The book of Job is one of the great pieces of literature in all of history. This book is read in secular Universities as an example of epic poetry, and it certainly is a great example of epic dramatic poetry at its best. It has a magnificent structure, it has a magnificent style and even more important, it is a timeless book because of what it deals with. The issue of suffering. Something that every human is interested in because every human suffers to some degree, at some time, in someplace.
The book deals with this age-old problem: "Why do the wicked often prosper, and why do the righteous often suffer." This is the obvious theme you can pick right away just in reading through the book. After you affirm the existence of God as a Christian; after you recognise that, yes there is a God who has created me and who sustains me. Then probably one of the greatest questions you face is: "How do you answer the problem of evil, you who believe in God who is good and who is this creator God, how do you deal with this problem of evil. and why does this problem even exist? Why does suffering even exist in this world? And then how do you explain the good people suffering, the righteous people suffer, how do you defend your God? And this is one of the questions that Christians face constantly.

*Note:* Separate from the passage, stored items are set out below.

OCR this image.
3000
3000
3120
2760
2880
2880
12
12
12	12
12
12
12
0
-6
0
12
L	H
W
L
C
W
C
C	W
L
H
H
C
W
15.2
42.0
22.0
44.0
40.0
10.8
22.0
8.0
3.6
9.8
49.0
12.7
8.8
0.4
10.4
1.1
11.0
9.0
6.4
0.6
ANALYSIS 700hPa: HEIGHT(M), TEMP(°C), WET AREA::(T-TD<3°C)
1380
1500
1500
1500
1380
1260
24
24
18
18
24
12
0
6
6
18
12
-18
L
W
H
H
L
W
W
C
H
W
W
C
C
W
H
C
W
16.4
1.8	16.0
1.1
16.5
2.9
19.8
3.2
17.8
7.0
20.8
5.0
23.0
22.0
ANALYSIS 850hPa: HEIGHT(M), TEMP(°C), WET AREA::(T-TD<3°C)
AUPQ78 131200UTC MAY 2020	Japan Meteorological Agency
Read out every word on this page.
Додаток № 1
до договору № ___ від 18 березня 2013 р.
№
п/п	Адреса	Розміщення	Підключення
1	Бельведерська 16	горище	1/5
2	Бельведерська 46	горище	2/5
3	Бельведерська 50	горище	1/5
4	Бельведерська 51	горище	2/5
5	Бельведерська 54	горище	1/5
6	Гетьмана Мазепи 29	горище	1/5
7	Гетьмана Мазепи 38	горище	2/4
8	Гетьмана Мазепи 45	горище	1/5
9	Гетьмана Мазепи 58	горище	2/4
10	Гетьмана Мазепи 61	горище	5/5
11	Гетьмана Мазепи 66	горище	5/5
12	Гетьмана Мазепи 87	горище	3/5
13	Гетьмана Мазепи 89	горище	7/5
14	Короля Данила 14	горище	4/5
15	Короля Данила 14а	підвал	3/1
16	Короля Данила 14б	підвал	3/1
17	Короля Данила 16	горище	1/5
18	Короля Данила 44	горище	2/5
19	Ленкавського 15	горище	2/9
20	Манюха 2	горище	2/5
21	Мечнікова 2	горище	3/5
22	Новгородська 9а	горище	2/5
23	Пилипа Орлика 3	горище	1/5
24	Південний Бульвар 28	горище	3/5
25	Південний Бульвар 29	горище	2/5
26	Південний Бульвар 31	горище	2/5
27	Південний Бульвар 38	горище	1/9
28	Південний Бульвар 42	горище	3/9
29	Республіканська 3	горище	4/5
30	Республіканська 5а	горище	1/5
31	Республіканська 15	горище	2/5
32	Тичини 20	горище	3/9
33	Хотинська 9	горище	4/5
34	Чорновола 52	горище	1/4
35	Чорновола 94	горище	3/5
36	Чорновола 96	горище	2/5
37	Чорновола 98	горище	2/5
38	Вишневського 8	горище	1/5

But there is a deeper theme here in the book of Job, a bigger issue. It has to do with learning how to worship God in the midst of suffering. In the midst of your suffering. The book of Job is about God being so great and so worthy that he deserves to be worshipped no matter what happens to you or to your possessions, or to your family. And so the title of these series is: "Learn to worship God in the midst of your suffering". Learn from Job.
So for the next few messages that we have together this week and early next week, we are going to seek to understand the book of Job and to be changed by it. All of God's word is designed to change us, not to just inform us; and so let's start. Let us to Job's story as we begin.

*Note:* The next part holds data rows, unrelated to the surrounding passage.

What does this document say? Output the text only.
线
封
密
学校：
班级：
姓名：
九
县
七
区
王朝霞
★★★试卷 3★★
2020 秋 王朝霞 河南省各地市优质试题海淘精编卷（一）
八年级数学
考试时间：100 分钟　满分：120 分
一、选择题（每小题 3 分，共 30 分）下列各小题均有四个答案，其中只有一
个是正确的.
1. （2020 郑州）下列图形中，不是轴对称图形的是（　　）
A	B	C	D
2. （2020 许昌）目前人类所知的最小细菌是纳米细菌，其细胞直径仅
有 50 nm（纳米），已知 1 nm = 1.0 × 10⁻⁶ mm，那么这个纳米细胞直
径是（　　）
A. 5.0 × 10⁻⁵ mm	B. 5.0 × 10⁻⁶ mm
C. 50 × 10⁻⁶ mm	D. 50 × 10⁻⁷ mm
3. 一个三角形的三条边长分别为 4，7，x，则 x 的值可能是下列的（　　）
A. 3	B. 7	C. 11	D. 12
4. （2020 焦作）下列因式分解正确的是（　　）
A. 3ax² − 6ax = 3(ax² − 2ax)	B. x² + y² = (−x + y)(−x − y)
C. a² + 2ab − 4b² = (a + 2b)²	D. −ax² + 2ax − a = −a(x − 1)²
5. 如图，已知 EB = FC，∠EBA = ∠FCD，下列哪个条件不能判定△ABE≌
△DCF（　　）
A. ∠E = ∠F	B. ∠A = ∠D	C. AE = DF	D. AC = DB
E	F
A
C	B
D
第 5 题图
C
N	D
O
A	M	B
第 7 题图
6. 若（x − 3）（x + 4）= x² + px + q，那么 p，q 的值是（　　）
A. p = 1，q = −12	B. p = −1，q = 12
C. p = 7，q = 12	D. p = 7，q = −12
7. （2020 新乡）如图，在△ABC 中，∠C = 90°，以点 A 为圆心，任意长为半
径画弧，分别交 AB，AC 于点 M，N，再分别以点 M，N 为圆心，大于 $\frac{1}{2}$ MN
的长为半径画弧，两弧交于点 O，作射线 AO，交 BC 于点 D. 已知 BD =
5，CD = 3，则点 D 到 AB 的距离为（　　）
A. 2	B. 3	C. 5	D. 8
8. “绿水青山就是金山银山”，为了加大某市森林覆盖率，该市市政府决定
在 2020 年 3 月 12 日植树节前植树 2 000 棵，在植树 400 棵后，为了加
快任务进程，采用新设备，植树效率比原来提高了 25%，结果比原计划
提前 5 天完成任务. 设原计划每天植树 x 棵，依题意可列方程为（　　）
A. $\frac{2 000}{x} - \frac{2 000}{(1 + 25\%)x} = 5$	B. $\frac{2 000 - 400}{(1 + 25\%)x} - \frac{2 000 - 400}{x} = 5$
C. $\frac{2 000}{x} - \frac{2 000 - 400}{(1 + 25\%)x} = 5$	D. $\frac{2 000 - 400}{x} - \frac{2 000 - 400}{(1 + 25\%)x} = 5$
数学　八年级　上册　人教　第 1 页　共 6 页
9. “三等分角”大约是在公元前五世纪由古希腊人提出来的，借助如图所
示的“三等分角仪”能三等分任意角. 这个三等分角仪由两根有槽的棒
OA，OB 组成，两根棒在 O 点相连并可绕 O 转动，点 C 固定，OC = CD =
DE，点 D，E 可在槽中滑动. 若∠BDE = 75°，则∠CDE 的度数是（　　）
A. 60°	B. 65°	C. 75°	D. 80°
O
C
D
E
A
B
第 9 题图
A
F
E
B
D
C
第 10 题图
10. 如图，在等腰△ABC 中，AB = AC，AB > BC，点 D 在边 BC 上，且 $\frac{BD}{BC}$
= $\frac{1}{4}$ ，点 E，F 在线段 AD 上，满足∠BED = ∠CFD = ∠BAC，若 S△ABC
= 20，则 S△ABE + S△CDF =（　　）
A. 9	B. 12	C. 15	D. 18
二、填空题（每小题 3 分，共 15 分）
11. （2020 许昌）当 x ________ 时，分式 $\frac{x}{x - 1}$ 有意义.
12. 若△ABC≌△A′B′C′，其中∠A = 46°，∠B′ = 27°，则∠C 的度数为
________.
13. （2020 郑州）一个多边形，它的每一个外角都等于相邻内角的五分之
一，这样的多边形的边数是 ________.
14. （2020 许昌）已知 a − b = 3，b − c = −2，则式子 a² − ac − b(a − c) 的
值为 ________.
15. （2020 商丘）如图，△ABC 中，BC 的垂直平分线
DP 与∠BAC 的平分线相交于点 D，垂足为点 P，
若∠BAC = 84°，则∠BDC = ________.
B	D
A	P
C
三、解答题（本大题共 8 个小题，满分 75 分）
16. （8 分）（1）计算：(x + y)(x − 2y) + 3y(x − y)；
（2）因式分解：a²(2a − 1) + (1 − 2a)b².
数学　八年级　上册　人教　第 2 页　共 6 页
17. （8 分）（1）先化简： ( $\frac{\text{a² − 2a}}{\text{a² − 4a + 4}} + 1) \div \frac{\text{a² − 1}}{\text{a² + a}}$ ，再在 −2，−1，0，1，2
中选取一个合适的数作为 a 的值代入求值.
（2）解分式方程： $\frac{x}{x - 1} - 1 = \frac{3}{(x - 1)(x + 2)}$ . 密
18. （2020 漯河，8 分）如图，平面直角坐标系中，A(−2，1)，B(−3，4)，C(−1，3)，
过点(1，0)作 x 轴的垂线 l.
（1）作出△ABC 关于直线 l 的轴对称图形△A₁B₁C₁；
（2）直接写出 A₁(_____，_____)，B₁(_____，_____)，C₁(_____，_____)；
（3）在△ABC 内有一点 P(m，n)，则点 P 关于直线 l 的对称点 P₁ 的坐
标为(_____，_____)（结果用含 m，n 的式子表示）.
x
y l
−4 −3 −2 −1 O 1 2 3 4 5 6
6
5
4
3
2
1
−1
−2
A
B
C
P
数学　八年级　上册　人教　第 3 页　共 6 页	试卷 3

Job's character is described in the first verse, isn't it?
There was a man in the land of Uz whose name was Job, and that man was blameless and upright, one who feared God and turned away from evil. (Job 1:1 ESV)
And as was ith of Canan, Job probably lived at the same time as the Patriarch Abraham. In fact, this may be the first book of the Bible. This may predate Genesis, the writing of Genesis, not the subject matter. Job had a true and pure knowledge of God and before God's created people were divided into nations in Genesis 11, there was a pure knowledge of God that was handed down through the godly line. And Job inherited this. Job is not being described here as a perfect person. Job's description is not a biblical description of a person who had no sin. This is a description of someone who is godly, who is righteous.
And why is the writer so intent on us knowing right at the very beginning that Job is righteous? Because he wants you to know at the beginning of this book that not all suffering is punishment for unrighteousness, or for personal sin. The writer wants you to know this right upfront. If suffering only comes to the wicked, only comes to people in punishment for their sins; he wants you to know then that Job is not a candidate for suffering.